Nov. 19 (Bloomberg) -- The biggest oil companies including Saudi Aramco, Royal Dutch Shell Plc and Petroleo Brasileiro SA are accelerating spending cuts and delaying projects as the world enters a recession, said Morgan Stanley & Co.

As many as 44 projects have been delayed and faced cuts in investments as of Nov. 18, compared with 19 in a Nov. 5 report, analysts Theepan Jothilingam and James Hubbard said in a note today.

Benchmark oil prices in New York have declined 63 percent since reaching a record $147.27 a barrel in July because of concerns a slowing world economy will erode demand. The world will need to invest more than $26 trillion, almost twice the annual domestic product of the U.S., by 2030 to ensure energy supply, the International Energy Agency said on Nov. 6.

``The oil industry continues to respond to the cash flow challenge of oil price falls by trimming capex plans,'' the analysts said in the report. ``In our updated database we are now seeing delays to downstream investments, as well as the upstream.''

Shell has postponed plans for a pilot test on bitumen carbonates in northern Alberta while Brazil's Petrobras announced a delay in confirming a 5-year business plan and investment schedule, the report said. OAO Gazprom is reassessing its spending plan by the middle of next month.

Aramco may delay inviting bids for the Total SA-partnered Jubail and Yanbu refineries to gain from declines in steel and cement prices, the report said. The report cited Aramco as saying that ``prior plans made in $80-$100 a barrel environment don't all work in a $65 a barrel world.''

Nine-Month Delays

Technip SA, Europe's second-largest oilfield-services provider, said that bids for oil-processing projects may face delays of three to nine months as customers seek to renegotiate contracts, the report said.

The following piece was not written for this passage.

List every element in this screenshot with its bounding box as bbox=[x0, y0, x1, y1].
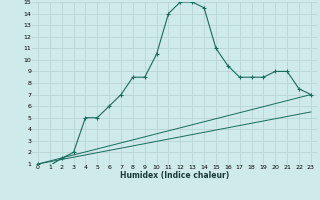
X-axis label: Humidex (Indice chaleur): Humidex (Indice chaleur) bbox=[120, 171, 229, 180]
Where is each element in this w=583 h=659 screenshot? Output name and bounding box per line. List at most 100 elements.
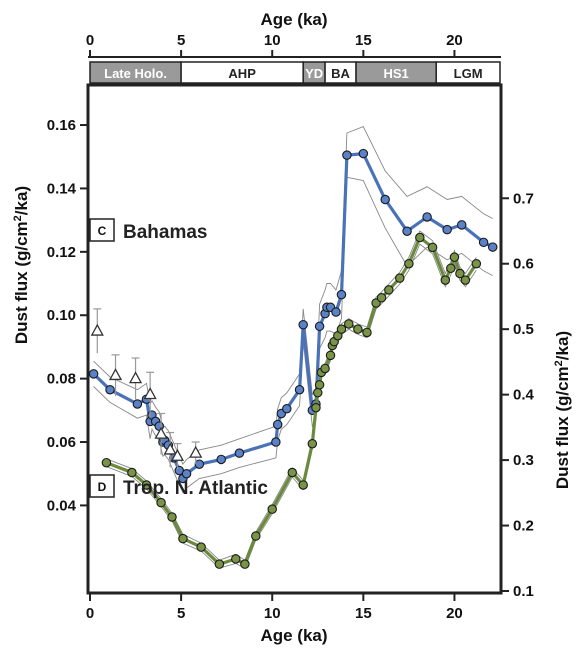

``This trend of managing cost budgets is consistent with the industry's 1998 response to oil price declines,'' the report said. ``The risk is that 2009 cuts to investment plans increase these longer-term supply risks.''

The International Energy Agency said on Nov. 14 OPEC's slowing investment in new oil projects amid the global economic slowdown may cause an energy supply crunch in the next two decades. Declining production rates from oil fields at 6.7 percent were higher than previous forecasts.